Le Sénat a adopté, mercredi soir, le projet de loi Hadopi 2 contre le téléchargement illégal. Cette nouvelle version du texte modifie le volet répressif du projet de loi initial, censuré par le Conseil constitutionnel le 10 juin.
AFP - La nouvelle version du projet de loi contre le piratage sur internet Hadopi 2 a commencé mercredi son oral de rattrapage avec son adoption au Sénat, après sa censure par le Conseil constitutionnel.
La majorité sénatoriale a adopté ce projet cher au président Nicolas Sarkozy à l'issue d'un débat sans passion.
La gauche a voté contre un texte "inutilement répressif", qui a été voté par 189 voix contre 142. Seulement 17 amendements avaient été déposés.
Le ministre de la Culture Frédéric Mitterrand (Culture) s'est félicité après le vote d'une "étape décisive pour les créateurs".
"Il est temps de franchir l'étape de l'Assemblée nationale et quand tout cela aura été fait nous entamerons la troisième étape, c'est à dire l'étape de la discussion pour la meilleure rémunération des créateurs et pour la meilleure diffusion des offres à l'usage des internautes", a-t-il ajouté.
Le texte complète le dispositif pénal du projet de loi Création et internet (Hadopi 1) censuré dans sa partie répressive par le Conseil constitutionnel le 10 juin.
Conformément aux exigences des Sages, Hadopi 2 confie à la justice le pouvoir de couper l'abonnement et non plus à l'autorité administrative Hadopi, comme le prévoyait le volet censuré.
Hadopi sera chargée de signaler au juge les contrevenants après leur avoir envoyé deux avertissements, par courriel puis lettre recommandée.
Le juge pourra prononcer trois peines: la suspension de l'abonnement d'un an maximum, une amende jusqu'à 300.000 euros et deux ans d'emprisonnement.
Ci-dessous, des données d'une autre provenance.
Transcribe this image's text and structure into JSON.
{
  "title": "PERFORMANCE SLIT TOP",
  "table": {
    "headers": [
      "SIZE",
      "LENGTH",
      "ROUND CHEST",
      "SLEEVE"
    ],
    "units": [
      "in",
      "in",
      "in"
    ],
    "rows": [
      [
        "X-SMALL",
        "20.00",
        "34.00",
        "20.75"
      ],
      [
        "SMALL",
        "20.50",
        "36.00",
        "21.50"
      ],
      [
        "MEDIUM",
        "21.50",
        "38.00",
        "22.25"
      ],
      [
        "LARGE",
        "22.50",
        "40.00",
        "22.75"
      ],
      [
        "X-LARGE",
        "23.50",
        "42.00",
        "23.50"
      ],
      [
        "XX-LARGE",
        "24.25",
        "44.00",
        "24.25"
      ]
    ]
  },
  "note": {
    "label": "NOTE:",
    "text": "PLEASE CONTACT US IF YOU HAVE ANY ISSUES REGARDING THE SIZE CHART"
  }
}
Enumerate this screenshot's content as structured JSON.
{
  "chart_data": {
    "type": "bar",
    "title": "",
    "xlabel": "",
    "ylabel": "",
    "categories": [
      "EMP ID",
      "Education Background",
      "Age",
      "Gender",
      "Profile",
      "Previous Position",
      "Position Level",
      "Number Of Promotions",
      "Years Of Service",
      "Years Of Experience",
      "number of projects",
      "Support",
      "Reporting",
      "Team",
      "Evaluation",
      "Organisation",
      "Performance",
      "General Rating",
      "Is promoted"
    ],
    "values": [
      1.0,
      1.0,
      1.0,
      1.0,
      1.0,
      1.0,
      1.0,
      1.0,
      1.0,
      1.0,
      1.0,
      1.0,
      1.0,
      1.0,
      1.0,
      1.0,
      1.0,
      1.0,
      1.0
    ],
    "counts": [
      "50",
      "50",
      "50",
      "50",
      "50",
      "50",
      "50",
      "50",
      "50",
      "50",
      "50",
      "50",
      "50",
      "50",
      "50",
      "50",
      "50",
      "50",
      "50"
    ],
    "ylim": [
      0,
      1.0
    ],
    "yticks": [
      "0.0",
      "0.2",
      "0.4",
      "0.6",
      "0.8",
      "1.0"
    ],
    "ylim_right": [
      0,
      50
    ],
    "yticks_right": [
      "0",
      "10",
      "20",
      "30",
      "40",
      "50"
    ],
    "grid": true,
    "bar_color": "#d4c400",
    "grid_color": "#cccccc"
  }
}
Les deux dernières répriment déjà le délit de contre-façon.
La procédure sera celle de l'ordonnance judiciaire (jugement sans audience publique) et devant un juge unique (au lieu de trois).
L'internaute "négligent" laissant un tiers pirater avec son accès internet risquera une amende de 1.500 euros et un mois de suspension. Si l'abonné sanctionné se réinscrit auprès d'un autre fournisseur d'accès (FAI), il encourra 3.750 euros d'amende.
L'inscription au casier judiciaire ne sera pas systématique et les données détruites une fois l'accès internet rétabli. L'internaute sanctionné continuera de payer son abonnement et supportera les frais de résiliation.
Serge Lagauche (PS) s'est déclaré "sceptique sur l'efficacité" du texte, le jugeant "insuffisant pour faire basculer les internautes vers les offres légales".
"Cette loi ne réglera rien ni pour les internautes ni pour les auteurs," a lancé Jack Ralite (PCF). "C'est un bricolage juridique indigeste, inapplicable," a renchéri Alima Boumediene-Thiery (Verts, app PS).
L'opposition a fustigé le recours à l'ordonnance judiciaire et estimé que le texte risquait l'inconstitutionnalité "sur le principe de séparation des pouvoirs, de proportionnalité des peines et de droits de la défense".
Mais le rapporteur UMP, Michel Thiolière "ne voit aucune alternative à celle proposée par le gouvernement", tandis que Catherine Morin-Dessailly (UC) a souligné "le caractère pédagogique et dissuasif du dispositif".
"L'ordonnance pénale est une procédure respectueuse des droits de la défense, (...) l'autorité judiciaire conserve son total pouvoir d'appréciation" et "l'Hadopi se bornera à faire des constatations," a assuré Michelle Alliot-Marie (Justice), défendant un texte qui "renforce les libertés".
Après de nombreuses péripéties -rejet surprise à l'Assemblée en avril, nouveau vote en mai puis censure-, le dernier volet d'Hadopi, inscrit en urgence (une lecture par assemblée), sera examiné par les députés à partir du 20 juillet.